Designing a Web app UI, part 1: The design challenge
by Tom
One of the exciting new projects we are working on is designing the user interface (UI) for a Web app due for launch later this year.
Designing a UI for Web-based software can be a much different challenge than designing a Web site used for marketing or company information, and has unique requirements not normally a concern with a downloadable application. Even so, many marketing/company Web sites are now integrating additional functionality and evolving to become more like Web applications
While most Web sites aim to attract your attention, a Web app UI should, in many ways, fall into the background of your behaviors; allowing you to concentrate on your tasks and the data you are entering. It’s a more focused environment than you’ll find with most browser-based activities. You may spend 1 to 5 minutes on a Web site, where you could spend an hour or more per day in a Web app.
In case you were wondering, Facebook and Google Docs are examples of Web apps.

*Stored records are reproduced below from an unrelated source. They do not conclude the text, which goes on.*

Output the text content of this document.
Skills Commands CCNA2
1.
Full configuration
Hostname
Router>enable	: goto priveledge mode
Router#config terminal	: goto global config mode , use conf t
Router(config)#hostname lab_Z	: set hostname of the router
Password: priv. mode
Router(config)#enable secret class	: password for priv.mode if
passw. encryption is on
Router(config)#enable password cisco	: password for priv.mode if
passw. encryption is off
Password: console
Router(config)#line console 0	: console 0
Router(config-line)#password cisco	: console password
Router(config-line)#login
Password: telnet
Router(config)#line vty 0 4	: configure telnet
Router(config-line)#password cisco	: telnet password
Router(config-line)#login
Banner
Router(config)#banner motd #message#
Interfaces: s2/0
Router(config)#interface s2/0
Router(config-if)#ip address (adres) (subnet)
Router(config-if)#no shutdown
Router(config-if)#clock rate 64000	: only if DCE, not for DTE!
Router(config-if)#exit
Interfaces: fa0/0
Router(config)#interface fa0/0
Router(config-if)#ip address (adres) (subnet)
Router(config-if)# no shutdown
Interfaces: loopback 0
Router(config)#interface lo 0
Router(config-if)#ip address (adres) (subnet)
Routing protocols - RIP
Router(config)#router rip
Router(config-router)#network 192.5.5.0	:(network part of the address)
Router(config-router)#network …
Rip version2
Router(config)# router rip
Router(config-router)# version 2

The Web app UI needs to be fast, consistent, and predictable. There shouldn’t be any surprises. Users are still leery at trusting a Web app with important information—a friend’s e-mail is one thing to lose, while a report you worked on for 3 weeks for this Friday’s sales meeting is quite another matter. Somehow it still seems safer when it’s on your laptop on your desk instead of a remote server.
The reality is that the security, functionality, and flexibility gained from manipulating data in a browser are sometimes preferable to a localized approach. The advantages of Web apps are not the focus of this post, but it’s important to draw the correlation between Web apps versus more traditional software, because the UI design challenges are very similar.
With regard to performance considerations, with traditional software you are installing a local application that can draw from all of the resources on your machine—the processor, the RAM, hard disk, etc. A Web app needs to stay light and snappy so as not to overburden the browser it’s running in.
Part 2 will look at our first round of concepts and why we presented the ones we did.
Comments
by carly August 18, 2009 • 03:26 pm
This is going to be great. I’m excited to see your concepts for the user interface. congratulations, Tom & team!